Writing a Conclusion
How do I write an effective conclusion?
- Reassess your argument.
- End with a call to action. Ask your readers to take a stand on the issue you have discussed.
- Use a rhetorical question that asks your reader to reconsider the argument presented in the body of your paper.
- Use a quotation that illustrates your argument/claim clearly and vividly.
A good conclusion should do more than simply end the discussion. The reader should not feel that the paper ends suddenly, without warning. The closing paragraph ought to quickly summarize the paper, while also providing a thought, claim, suggestion, or speculation pertaining to the points made in the paper. It should not be a duplicate of the introduction, but rather a reassessment of the thesis stated in the introductory paragraph. In this way, it gives the reader, and the writer, a chance to see if the thesis was properly stated and supported throughout the paper.
Be sure to avoid coming to a sudden stop:
- Provide clues to the audience that you are beginning to end your discussion of the topic. If you provided a clearly stated thesis in your introduction, the reader ought to recognize when you have covered your final point and are now concluding.
- Avoid any obvious statements such as "In conclusion...," or "In closing, I would like to...."
Reassess the thesis statement:
- Briefly summarize the points made in your paper.

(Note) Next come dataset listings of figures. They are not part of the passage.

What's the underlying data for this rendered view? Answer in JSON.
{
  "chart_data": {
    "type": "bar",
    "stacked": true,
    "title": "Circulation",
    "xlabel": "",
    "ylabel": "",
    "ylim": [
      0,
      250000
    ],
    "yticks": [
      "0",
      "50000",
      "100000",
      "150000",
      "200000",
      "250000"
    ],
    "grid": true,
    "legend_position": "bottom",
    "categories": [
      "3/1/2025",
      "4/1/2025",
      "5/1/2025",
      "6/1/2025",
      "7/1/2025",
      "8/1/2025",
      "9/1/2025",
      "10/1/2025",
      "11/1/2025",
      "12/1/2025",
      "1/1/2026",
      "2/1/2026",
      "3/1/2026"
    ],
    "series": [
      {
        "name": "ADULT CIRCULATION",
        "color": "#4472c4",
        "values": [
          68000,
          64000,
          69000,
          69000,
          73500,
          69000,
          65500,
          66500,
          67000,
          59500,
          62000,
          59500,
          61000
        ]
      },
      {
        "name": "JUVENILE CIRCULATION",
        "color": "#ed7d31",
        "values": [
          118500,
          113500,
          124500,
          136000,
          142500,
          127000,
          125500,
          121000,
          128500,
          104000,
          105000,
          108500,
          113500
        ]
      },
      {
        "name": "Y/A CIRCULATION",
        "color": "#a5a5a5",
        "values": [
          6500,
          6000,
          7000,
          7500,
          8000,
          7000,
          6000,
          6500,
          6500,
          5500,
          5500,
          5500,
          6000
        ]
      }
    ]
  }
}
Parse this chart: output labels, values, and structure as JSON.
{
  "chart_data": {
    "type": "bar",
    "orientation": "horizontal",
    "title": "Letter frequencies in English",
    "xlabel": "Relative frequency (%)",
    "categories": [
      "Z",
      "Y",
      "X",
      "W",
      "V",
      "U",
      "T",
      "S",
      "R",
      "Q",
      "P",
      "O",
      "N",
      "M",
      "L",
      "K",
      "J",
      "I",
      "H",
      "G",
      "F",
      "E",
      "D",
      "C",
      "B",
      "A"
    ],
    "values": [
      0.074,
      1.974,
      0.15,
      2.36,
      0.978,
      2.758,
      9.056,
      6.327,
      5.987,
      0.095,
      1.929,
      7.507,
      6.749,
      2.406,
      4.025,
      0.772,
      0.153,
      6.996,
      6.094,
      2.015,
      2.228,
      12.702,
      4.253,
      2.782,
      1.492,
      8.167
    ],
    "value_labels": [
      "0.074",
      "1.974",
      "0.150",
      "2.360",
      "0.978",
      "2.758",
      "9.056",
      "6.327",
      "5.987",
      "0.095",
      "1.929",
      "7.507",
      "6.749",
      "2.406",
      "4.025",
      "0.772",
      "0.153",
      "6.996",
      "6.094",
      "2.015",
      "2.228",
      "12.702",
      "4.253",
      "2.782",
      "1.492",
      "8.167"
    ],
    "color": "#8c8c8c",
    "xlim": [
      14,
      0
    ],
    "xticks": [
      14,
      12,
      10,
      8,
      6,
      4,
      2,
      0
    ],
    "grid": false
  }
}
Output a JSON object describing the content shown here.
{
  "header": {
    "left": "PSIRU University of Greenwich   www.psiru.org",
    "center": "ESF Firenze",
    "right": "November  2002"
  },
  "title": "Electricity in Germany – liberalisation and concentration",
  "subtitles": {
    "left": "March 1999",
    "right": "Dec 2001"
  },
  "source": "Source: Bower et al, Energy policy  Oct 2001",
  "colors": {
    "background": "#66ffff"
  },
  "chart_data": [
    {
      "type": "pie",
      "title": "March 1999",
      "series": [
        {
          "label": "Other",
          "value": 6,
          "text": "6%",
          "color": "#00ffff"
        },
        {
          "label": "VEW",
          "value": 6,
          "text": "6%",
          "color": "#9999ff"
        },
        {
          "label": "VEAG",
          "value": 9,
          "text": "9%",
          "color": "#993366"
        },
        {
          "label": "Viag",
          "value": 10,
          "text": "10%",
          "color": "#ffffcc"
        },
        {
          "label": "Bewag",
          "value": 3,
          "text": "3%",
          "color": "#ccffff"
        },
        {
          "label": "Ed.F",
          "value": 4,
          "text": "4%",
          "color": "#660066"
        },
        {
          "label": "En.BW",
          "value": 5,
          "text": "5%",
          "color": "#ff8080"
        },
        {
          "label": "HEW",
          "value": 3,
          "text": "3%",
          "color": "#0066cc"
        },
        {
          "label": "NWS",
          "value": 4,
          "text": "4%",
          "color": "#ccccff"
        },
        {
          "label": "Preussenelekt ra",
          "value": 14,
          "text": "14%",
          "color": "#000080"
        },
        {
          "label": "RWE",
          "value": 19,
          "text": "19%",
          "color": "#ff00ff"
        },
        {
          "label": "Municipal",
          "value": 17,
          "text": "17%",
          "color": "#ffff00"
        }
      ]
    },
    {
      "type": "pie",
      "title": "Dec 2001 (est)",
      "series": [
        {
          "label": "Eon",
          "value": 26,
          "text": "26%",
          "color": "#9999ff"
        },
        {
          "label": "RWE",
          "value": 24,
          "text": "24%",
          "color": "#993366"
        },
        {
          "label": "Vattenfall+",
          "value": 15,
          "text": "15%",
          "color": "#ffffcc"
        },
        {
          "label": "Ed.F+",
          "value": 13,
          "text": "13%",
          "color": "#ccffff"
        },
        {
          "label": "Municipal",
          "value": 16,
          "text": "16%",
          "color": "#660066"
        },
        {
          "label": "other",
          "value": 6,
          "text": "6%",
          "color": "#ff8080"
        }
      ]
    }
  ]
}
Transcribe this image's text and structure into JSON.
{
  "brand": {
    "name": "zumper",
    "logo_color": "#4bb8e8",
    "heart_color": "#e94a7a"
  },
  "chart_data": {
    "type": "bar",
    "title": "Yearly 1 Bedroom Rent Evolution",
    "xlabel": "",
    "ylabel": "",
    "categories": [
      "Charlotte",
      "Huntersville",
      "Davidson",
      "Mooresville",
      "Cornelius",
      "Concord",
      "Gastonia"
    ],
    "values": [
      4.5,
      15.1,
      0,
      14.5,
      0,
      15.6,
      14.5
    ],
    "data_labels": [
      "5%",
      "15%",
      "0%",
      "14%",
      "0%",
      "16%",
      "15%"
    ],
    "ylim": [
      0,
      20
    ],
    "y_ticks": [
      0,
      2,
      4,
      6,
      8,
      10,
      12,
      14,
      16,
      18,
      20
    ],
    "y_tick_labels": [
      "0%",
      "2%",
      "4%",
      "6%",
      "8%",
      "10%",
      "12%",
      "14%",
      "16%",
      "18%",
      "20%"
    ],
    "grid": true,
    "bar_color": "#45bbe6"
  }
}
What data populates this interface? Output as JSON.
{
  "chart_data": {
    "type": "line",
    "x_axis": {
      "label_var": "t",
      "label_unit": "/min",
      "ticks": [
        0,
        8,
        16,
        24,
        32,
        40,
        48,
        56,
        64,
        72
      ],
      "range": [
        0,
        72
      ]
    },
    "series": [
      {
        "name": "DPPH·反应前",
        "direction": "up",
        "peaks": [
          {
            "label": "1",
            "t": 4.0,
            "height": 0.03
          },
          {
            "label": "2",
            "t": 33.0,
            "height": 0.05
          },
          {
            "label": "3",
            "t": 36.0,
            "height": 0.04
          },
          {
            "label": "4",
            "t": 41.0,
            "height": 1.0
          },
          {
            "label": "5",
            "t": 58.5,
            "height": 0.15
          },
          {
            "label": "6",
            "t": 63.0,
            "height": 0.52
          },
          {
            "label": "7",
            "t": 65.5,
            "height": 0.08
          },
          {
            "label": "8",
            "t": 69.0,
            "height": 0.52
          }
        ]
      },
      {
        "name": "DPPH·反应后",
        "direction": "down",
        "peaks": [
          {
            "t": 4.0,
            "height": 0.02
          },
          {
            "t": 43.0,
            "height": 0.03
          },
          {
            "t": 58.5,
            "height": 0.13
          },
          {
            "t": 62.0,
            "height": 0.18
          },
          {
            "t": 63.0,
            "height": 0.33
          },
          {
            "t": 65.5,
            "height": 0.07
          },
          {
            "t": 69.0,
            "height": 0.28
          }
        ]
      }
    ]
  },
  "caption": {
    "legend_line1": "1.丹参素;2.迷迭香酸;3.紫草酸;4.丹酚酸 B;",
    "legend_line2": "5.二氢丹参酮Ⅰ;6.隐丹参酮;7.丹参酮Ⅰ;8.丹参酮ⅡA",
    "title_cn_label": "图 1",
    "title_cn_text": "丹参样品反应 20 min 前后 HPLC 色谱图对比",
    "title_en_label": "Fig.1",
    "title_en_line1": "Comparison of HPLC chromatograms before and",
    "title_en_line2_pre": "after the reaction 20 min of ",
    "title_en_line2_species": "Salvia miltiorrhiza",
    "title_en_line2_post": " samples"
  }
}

- As the introduction provided a guideline for the discussion, the conclusion reaffirms that this was supported logically.
- Do not attempt to add any assertions or topics that were not clearly discussed in the body of the paper.
- Avoid unreasonable conclusions that have not been supported and developed in the paper.
Include a closing thought or statement:
- Instruct the reader, if necessary, about an action that might be taken.
- A rhetorical question, to emphasize your main point, may be useful.
- It may be helpful to end with a personal statement about the relevance of topic to your own life, to encourage the readers to see the relevance of it to theirs as well.
- You might speculate on the possible outcome of an ongoing debate/issue.
- Remember, the goal of the conclusion is to leave your reader thinking about the entirety of your argument, weighing your essay and determining their response to it.